Hilary: Chad's Substance Abuse Caused Split
Chad Lowe’s “substance-abuse” problem was at the heart of the reason that his marriage to Hilary Swank broke up, the double Oscar-winning actress reveals in a candid new interview.
“I knew something was happening but I didn’t know what,” Swank tells Vanity Fair magazine. She also says her ex has been fighting his problem for years, and he is sober now. She does not name what substance he abused.
But, she says in excerpts from the interview obtained by the New York Post, “When I found out, it was such a shock because I never thought he’d keep something from me. And yet, on another level, it was a confirmation of something I was feeling that was keeping us from being completely solid.”

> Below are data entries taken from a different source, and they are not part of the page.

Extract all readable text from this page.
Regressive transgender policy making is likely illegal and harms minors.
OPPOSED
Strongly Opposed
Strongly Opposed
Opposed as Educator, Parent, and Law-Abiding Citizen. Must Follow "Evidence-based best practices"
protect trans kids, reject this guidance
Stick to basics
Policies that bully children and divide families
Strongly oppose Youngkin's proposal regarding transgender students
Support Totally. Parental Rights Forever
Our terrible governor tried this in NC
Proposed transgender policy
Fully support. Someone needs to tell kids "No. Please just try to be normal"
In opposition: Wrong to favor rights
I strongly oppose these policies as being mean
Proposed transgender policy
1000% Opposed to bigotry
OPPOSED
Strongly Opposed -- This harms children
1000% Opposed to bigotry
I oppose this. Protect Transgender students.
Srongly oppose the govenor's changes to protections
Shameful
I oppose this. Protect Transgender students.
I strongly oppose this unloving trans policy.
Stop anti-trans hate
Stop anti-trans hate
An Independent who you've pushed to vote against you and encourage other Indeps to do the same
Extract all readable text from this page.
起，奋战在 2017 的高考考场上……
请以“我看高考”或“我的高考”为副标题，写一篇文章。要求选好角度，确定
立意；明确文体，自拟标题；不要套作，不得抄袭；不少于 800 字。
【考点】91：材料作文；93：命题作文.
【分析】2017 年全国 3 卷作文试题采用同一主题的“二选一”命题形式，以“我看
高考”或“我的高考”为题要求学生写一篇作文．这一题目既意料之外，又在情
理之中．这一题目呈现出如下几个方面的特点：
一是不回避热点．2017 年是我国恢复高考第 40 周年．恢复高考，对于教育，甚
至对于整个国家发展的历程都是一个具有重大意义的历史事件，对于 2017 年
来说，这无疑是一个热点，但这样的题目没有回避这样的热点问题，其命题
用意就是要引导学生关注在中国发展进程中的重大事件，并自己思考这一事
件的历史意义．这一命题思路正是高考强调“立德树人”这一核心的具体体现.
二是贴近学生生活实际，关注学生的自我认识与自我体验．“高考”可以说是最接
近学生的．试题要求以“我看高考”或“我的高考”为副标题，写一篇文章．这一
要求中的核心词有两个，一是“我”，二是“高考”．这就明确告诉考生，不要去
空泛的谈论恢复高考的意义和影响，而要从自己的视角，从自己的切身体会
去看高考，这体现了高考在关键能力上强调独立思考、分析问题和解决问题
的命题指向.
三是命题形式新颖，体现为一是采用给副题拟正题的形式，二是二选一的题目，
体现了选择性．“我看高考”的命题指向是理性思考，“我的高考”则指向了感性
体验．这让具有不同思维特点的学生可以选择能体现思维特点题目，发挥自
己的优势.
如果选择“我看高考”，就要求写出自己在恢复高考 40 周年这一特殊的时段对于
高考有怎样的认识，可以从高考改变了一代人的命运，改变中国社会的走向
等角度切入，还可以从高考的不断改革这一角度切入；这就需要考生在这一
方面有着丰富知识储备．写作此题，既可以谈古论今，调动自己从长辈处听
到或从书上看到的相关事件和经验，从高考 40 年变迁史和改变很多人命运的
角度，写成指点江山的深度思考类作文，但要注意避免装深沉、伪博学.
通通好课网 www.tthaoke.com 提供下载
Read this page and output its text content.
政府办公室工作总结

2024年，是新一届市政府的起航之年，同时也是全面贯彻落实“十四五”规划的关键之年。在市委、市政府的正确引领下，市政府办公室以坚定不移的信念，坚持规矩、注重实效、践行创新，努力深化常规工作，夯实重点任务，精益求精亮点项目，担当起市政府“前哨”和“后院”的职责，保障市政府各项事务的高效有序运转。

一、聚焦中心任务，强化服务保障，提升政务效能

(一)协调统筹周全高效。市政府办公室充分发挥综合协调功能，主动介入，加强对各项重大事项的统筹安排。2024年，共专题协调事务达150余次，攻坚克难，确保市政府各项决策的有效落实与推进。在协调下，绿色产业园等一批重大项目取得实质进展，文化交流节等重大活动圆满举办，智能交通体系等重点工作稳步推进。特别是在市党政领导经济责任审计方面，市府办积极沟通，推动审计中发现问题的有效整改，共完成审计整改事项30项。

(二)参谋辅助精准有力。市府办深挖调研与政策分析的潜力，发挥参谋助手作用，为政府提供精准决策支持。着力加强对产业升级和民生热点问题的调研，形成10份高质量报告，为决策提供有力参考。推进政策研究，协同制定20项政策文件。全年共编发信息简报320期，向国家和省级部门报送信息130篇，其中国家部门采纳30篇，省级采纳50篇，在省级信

She goes on to say, “I don’t want to make it seem like that’s the sole reason; there were other factors. But that just kind of blew it open. It made me look at things a lot deeper. That’s when you realize it’s not going to work.”
Representatives for Lowe, 38, could not be reached for comment on the article.
Swank, 31, who took home Hollywood’s highest prize for Boys Don’t Cry and Million Dollar Baby, denies that the success of her career was a factor in their breakup.
“Chad is very supportive of my career,” she says in the interview. “He is, I think, genuinely happy for my success . . . I think that any frustration for him stemmed from the lack of opportunities in his own career.”
As for her reaction upon learning of her husband’s habit, she says: “When I found out, I wanted to be there, I knew it was the most important time of his life. That’s when he needed me most.”
His problem, she adds, is “an enormous obstacle to overcome, and he’s doing it. He’s living a sober life. I know how difficult it is, and I’m really proud of his sobriety.”
The couple – who announced their separation in January, then looked to be reconciling, only to announce their divorce in May – first met at a 1992 Hollywood Athletic Club bash. “We just started talking,” Swank recalled for PEOPLE in 2003. She called it “love at first sight.”
Said Lowe, “It was like the old clich where you see somebody, lock eyes across the room, and time stands still. … I said, ‘I would love just to take you to lunch.’ Then I worked my way up to dinner. We had lunch, we had dinner and then some.”
It was a first marriage for both. They have no children.
“It takes two to make something work or not work. I’m a person with my own faults and troubles,” Swank now says. “In the end, it just didn’t work, but I would never look back on this relationship as failed. I look at it as 131/2 years of success.”